# Bad boars new addiction



## Blue Hawg Dawg (Sep 20, 2010)

Scott, myself, Billy, and Travis went out bow fishin for the first time ever on friday night.... It was awsome... We shot about 200 shots and got about 35 fish in the boat...They were catfish, carp, and gar and one aligator gar.....We will have more pitures soon cause we have a new addiction... Thanks Billy and Travis for showin us somethin new....


----------



## Millyville Hunter (Sep 20, 2010)

Awesome bud. We have got bit bad too by the bow fishing. Sorry I haven't got in touch with you. We were trying to use that footage from the blast but we couldn't the sound in the show was too loud. we needed the wireless mics, but I still need to give you a call.


----------



## sleeze (Sep 20, 2010)

Shooting those fish.........and pepsi's were good?  eh?


----------



## GaryD (Sep 22, 2010)

Be sure to check the regs. Game fish cannot be legally taken bow fishing. It is a blast, though, isn't it?


----------



## thomas gose (Sep 22, 2010)

GaryD said:


> Be sure to check the regs. Game fish cannot be legally taken bow fishing. It is a blast, though, isn't it?



you can legally shoot catfish. be careful you boys dont neglect your dogs with this new addiction!!!


----------



## sleeze (Sep 22, 2010)

thomas gose said:


> you can legally shoot catfish. be careful you boys dont neglect your dogs with this new addiction!!!



Only on the Savannah River and its Tributaries.

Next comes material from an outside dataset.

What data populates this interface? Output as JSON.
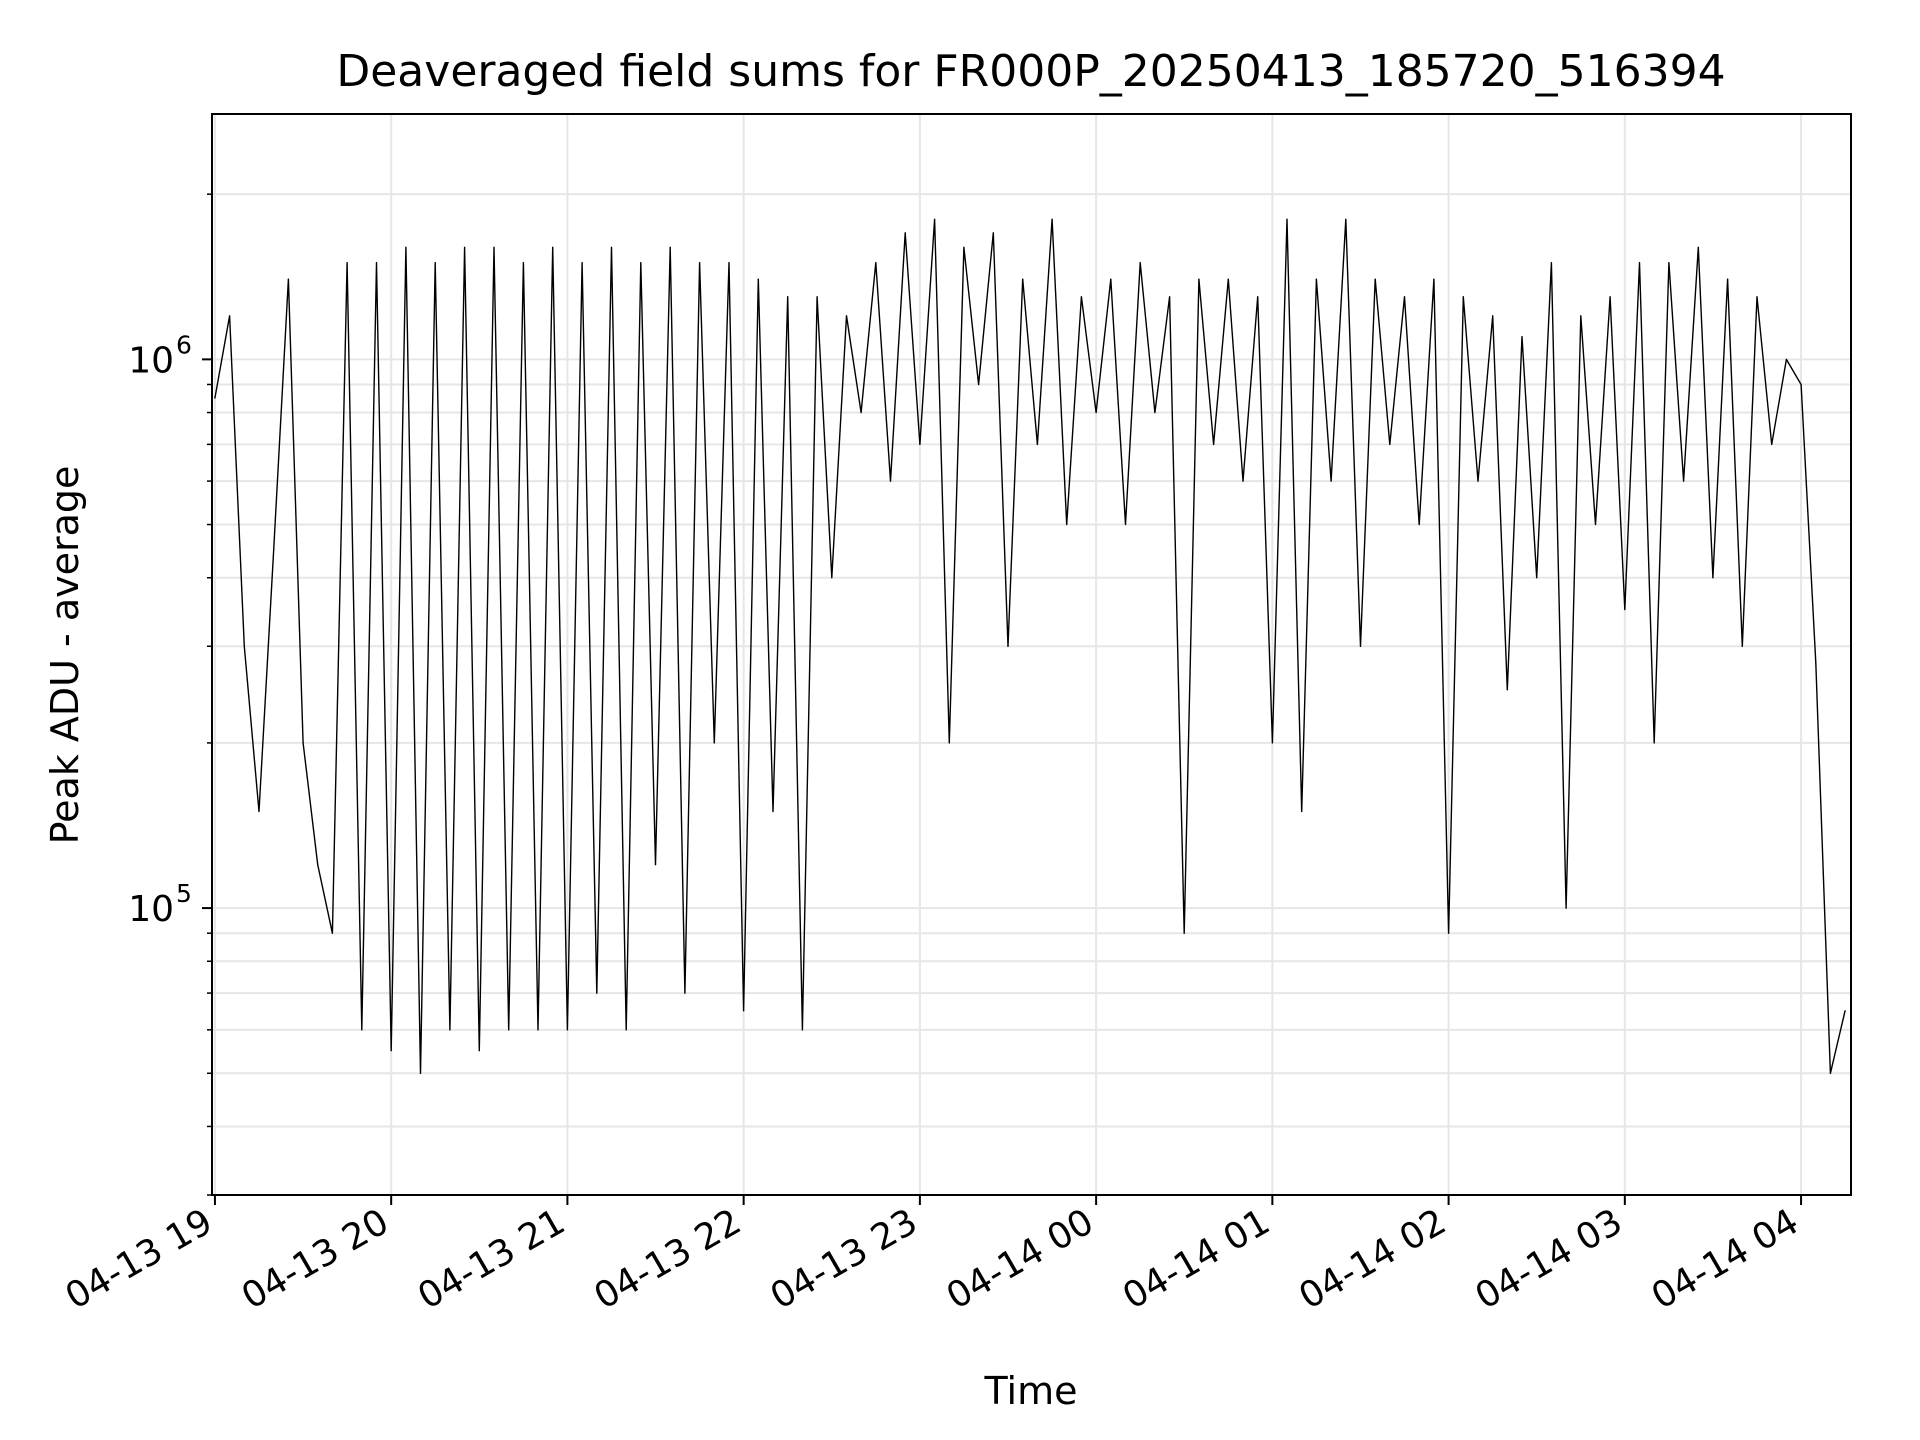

Everywhere else in GA it is illegal.


----------



## ted 88 (Sep 22, 2010)

darn right it is addicting. looks like you guys had a great shoot, congrats


----------



## castandblast (Sep 30, 2010)

Welcome to bowfishing! just currious, where did you shoot an alligator gar in ga? As far as I know there are not any in state waters. please share pics of it if you have it.


----------



## castandblast (Oct 6, 2010)

????


----------



## thompsonsz71 (Oct 7, 2010)

no gator gar in those pictures


----------



## Voss22 (Nov 10, 2010)

thompsonsz71 said:


> no gator gar in those pictures



Second Picture.  One of the smaller gar in the middle does look to be a gator gar.


----------



## castandblast (Nov 10, 2010)

looks like a short nose or spot. hard to tell from the pic, but not a gator


----------



## Tarbaby 212 (Nov 10, 2010)

Voss22 said:


> Second Picture.  One of the smaller gar in the middle does look to be a gator gar.


 Negative.


----------